CNN
—
A group of migrants the Trump administration sent to a mega-prison in El Salvador earlier this year must now have an opportunity to challenge their removal under the Alien Enemies Act, a federal judge ruled Wednesday.
The ruling from US District Judge James Boasberg said that US officials had “improperly” loaded the migrants on to flights in mid-March and sent them to El Salvador’s CECOT prison without giving them a chance to challenge their designation as “alien enemies” subject to President Donald Trump’s use of the sweeping 18th century wartime law.
As a result, Boasberg wrote, officials must find a way to “facilitate” the migrants’ “ability to proceed through habeas and ensure that their cases are handled as they would have been if the Government had not provided constitutionally inadequate process.”
The ruling came the same afternoon it was acknowledged that a migrant in a separate case hastily deported to Mexico was returned to the US by the Trump administration.
Earlier this year the Supreme Court, without deciding whether Trump had properly invoked the Alien Enemies Act, said officials must give migrants targeted under it a chance to contest their removal through so-called habeas petitions.
“Absent this relief, the Government could snatch anyone off the street, turn him over to a foreign country, and then effectively foreclose any corrective course of action,” Boasberg wrote.
Several hundred Venezuelan migrants were sent to CECOT in mid-March after Trump invoked the Alien Enemies Act.
“The court made clear that the Trump administration cannot decline to remedy blatant constitutional violations and leave these men in a foreign gulag, maybe incommunicado for the fear of their lives,” said ACLU attorney Lee Gelernt.
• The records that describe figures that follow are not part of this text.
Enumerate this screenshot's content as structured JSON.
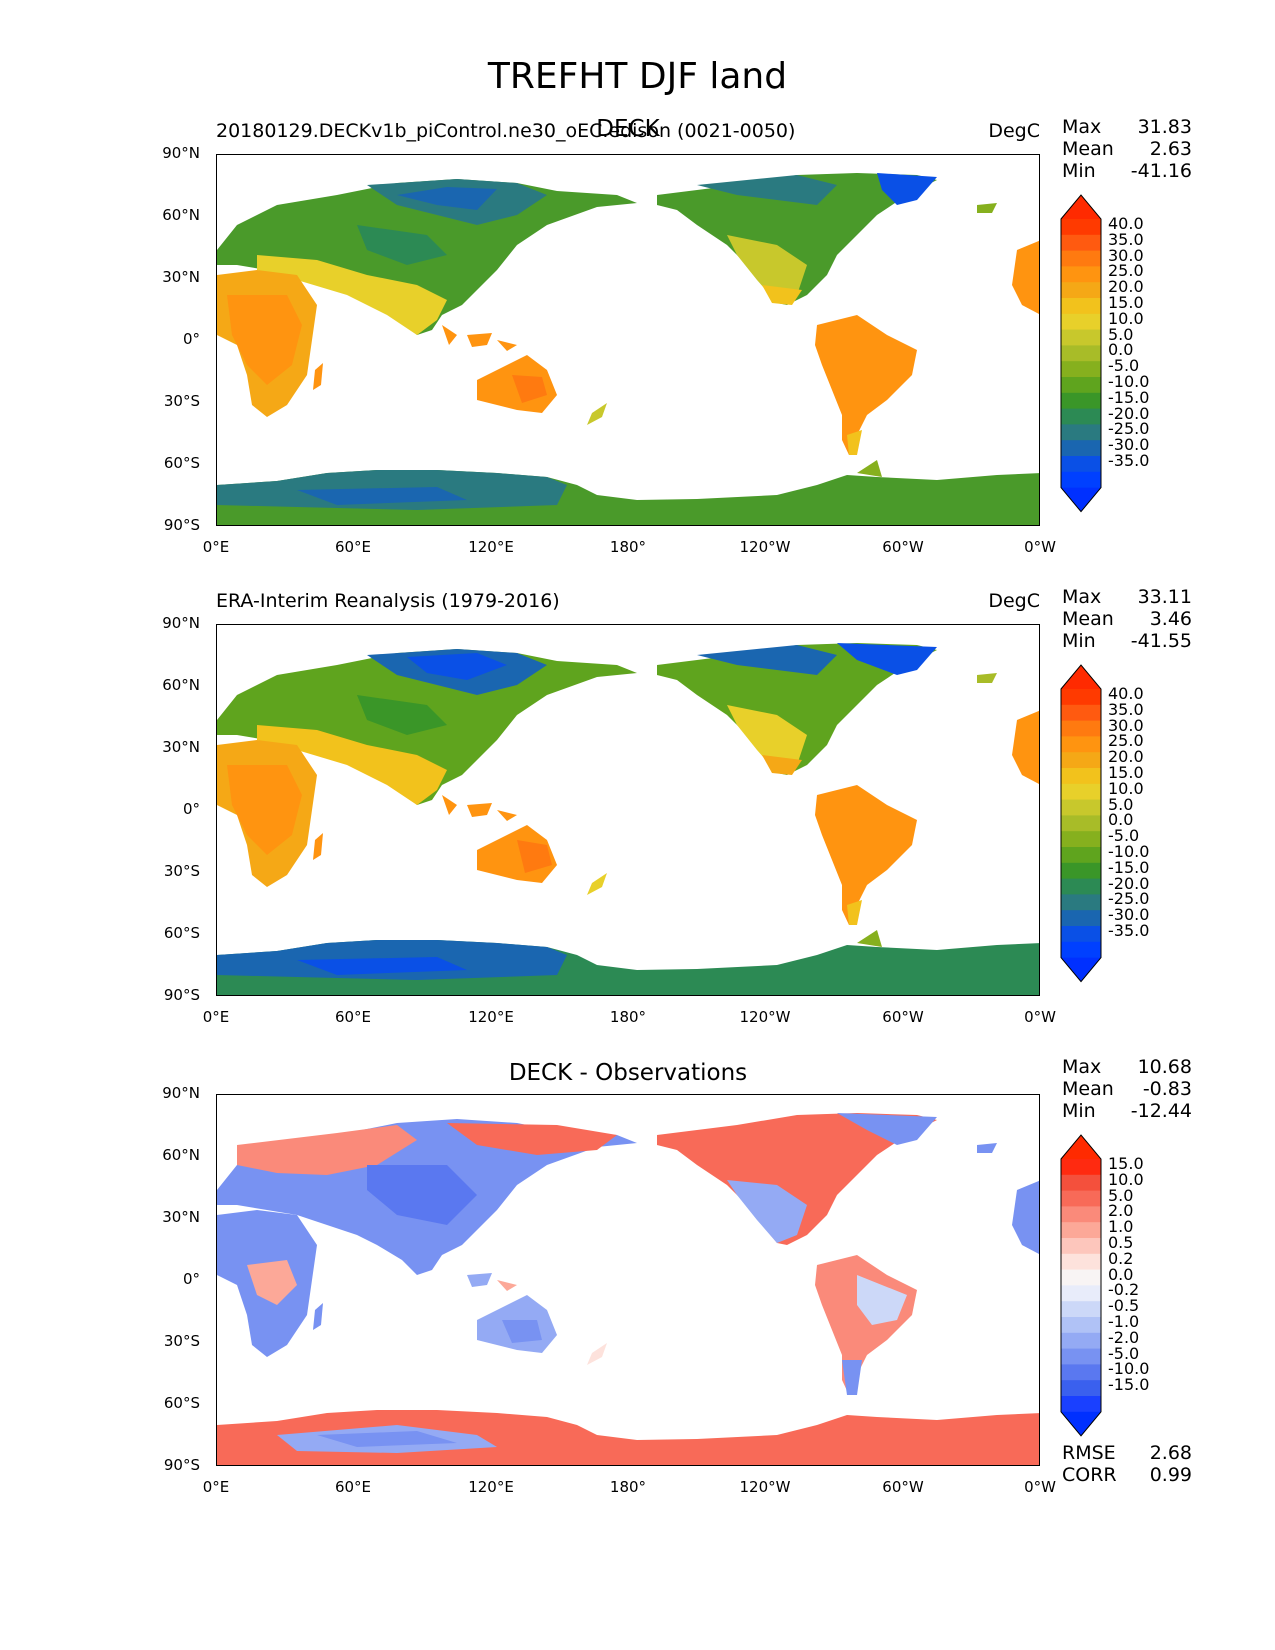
{
  "figure_title": "TREFHT DJF land",
  "panels": [
    {
      "title_left": "20180129.DECKv1b_piControl.ne30_oEC.edison (0021-0050)",
      "title_center": "DECK",
      "units": "DegC",
      "stats": {
        "max_label": "Max",
        "max": "31.83",
        "mean_label": "Mean",
        "mean": "2.63",
        "min_label": "Min",
        "min": "-41.16"
      }
    },
    {
      "title_left": "ERA-Interim Reanalysis (1979-2016)",
      "title_center": "",
      "units": "DegC",
      "stats": {
        "max_label": "Max",
        "max": "33.11",
        "mean_label": "Mean",
        "mean": "3.46",
        "min_label": "Min",
        "min": "-41.55"
      }
    },
    {
      "title_left": "",
      "title_center": "DECK - Observations",
      "units": "",
      "stats": {
        "max_label": "Max",
        "max": "10.68",
        "mean_label": "Mean",
        "mean": "-0.83",
        "min_label": "Min",
        "min": "-12.44"
      },
      "extra_stats": {
        "rmse_label": "RMSE",
        "rmse": "2.68",
        "corr_label": "CORR",
        "corr": "0.99"
      }
    }
  ],
  "axes": {
    "lat_ticks": [
      "90°N",
      "60°N",
      "30°N",
      "0°",
      "30°S",
      "60°S",
      "90°S"
    ],
    "lon_ticks": [
      "0°E",
      "60°E",
      "120°E",
      "180°",
      "120°W",
      "60°W",
      "0°W"
    ]
  },
  "colorbars": {
    "temperature": {
      "labels": [
        "40.0",
        "35.0",
        "30.0",
        "25.0",
        "20.0",
        "15.0",
        "10.0",
        "5.0",
        "0.0",
        "-5.0",
        "-10.0",
        "-15.0",
        "-20.0",
        "-25.0",
        "-30.0",
        "-35.0"
      ],
      "colors": [
        "#ff3a00",
        "#ff5a10",
        "#ff7a10",
        "#ff9410",
        "#f5a816",
        "#f2c21c",
        "#e8d02a",
        "#c8c82c",
        "#a8bc28",
        "#86b01e",
        "#5fa41e",
        "#3a9628",
        "#2c8a54",
        "#2a7a80",
        "#1a66b0",
        "#0a50e6",
        "#0040ff"
      ],
      "over": "#ff2a00",
      "under": "#0030ff"
    },
    "difference": {
      "labels": [
        "15.0",
        "10.0",
        "5.0",
        "2.0",
        "1.0",
        "0.5",
        "0.2",
        "0.0",
        "-0.2",
        "-0.5",
        "-1.0",
        "-2.0",
        "-5.0",
        "-10.0",
        "-15.0"
      ],
      "colors": [
        "#ff2a10",
        "#f4503c",
        "#f86a58",
        "#fa8a7a",
        "#fca898",
        "#fdc6bc",
        "#fde2dc",
        "#f8f4f4",
        "#e8ecfa",
        "#ccd8f8",
        "#b0c2f6",
        "#94aaf4",
        "#7892f2",
        "#5a78f0",
        "#3a60ee",
        "#1a40ff"
      ],
      "over": "#ff2a00",
      "under": "#0030ff"
    }
  }
}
Boasberg, the chief judge of the trial-level federal court in Washington, DC, was critical in his ruling of the administration’s actions earlier this year, particularly given the fact that information that emerged after the flights occurred undermined the government’s claims that the migrants were members of the Venezuelan gang Tren de Aragua.
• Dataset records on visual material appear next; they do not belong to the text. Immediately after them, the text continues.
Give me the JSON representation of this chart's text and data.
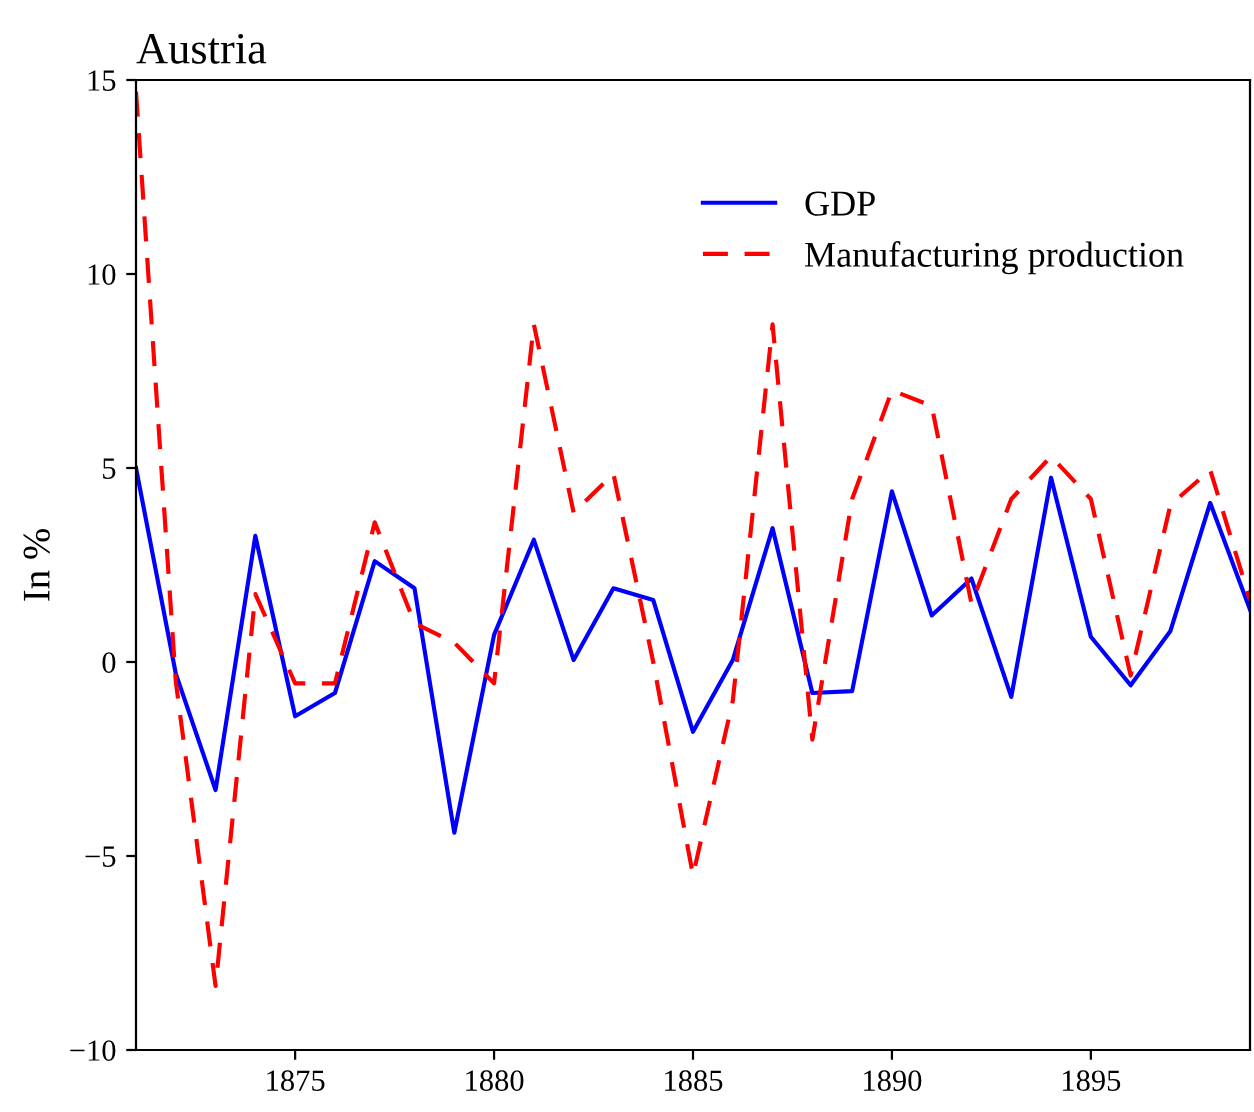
{
  "chart_data": {
    "type": "line",
    "title": "Austria",
    "ylabel": "In %",
    "x": [
      1871,
      1872,
      1873,
      1874,
      1875,
      1876,
      1877,
      1878,
      1879,
      1880,
      1881,
      1882,
      1883,
      1884,
      1885,
      1886,
      1887,
      1888,
      1889,
      1890,
      1891,
      1892,
      1893,
      1894,
      1895,
      1896,
      1897,
      1898,
      1899
    ],
    "series": [
      {
        "name": "GDP",
        "color": "#0000ff",
        "line_style": "solid",
        "values": [
          5.0,
          -0.3,
          -3.3,
          3.25,
          -1.4,
          -0.8,
          2.6,
          1.9,
          -4.4,
          0.7,
          3.15,
          0.05,
          1.9,
          1.6,
          -1.8,
          0.05,
          3.45,
          -0.8,
          -0.75,
          4.4,
          1.2,
          2.15,
          -0.9,
          4.75,
          0.65,
          -0.6,
          0.8,
          4.1,
          1.35
        ]
      },
      {
        "name": "Manufacturing production",
        "color": "#ff0000",
        "line_style": "dashed",
        "values": [
          14.7,
          -0.5,
          -8.35,
          1.75,
          -0.55,
          -0.55,
          3.6,
          1.0,
          0.5,
          -0.55,
          8.7,
          3.85,
          4.85,
          0.0,
          -5.5,
          -1.0,
          8.7,
          -2.0,
          4.2,
          7.0,
          6.6,
          1.5,
          4.2,
          5.3,
          4.2,
          -0.35,
          4.05,
          4.95,
          1.6
        ]
      }
    ],
    "xlim": [
      1871,
      1899
    ],
    "xticks": [
      1875,
      1880,
      1885,
      1890,
      1895
    ],
    "ylim": [
      -10,
      15
    ],
    "yticks": [
      {
        "value": -10,
        "label": "−10"
      },
      {
        "value": -5,
        "label": "−5"
      },
      0,
      5,
      10,
      15
    ],
    "grid": false,
    "legend": "top right",
    "marker": "none"
  }
}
“Perhaps the President lawfully invoked the Alien Enemies Act. Perhaps, moreover, Defendants are correct that Plaintiffs are gang members. But — and this is the critical point — there is simply no way to know for sure, as the CECOT Plaintiffs never had any opportunity to challenge the Government’s say-so,” the judge wrote.
He continued: “Defendants instead spirited away planeloads of people before any such challenge could be made. And now, significant evidence has come to light indicating that many of those currently entombed in CECOT have no connection to the gang and thus languish in a foreign prison on flimsy, even frivolous, accusations.”
This story has been updated with additional developments.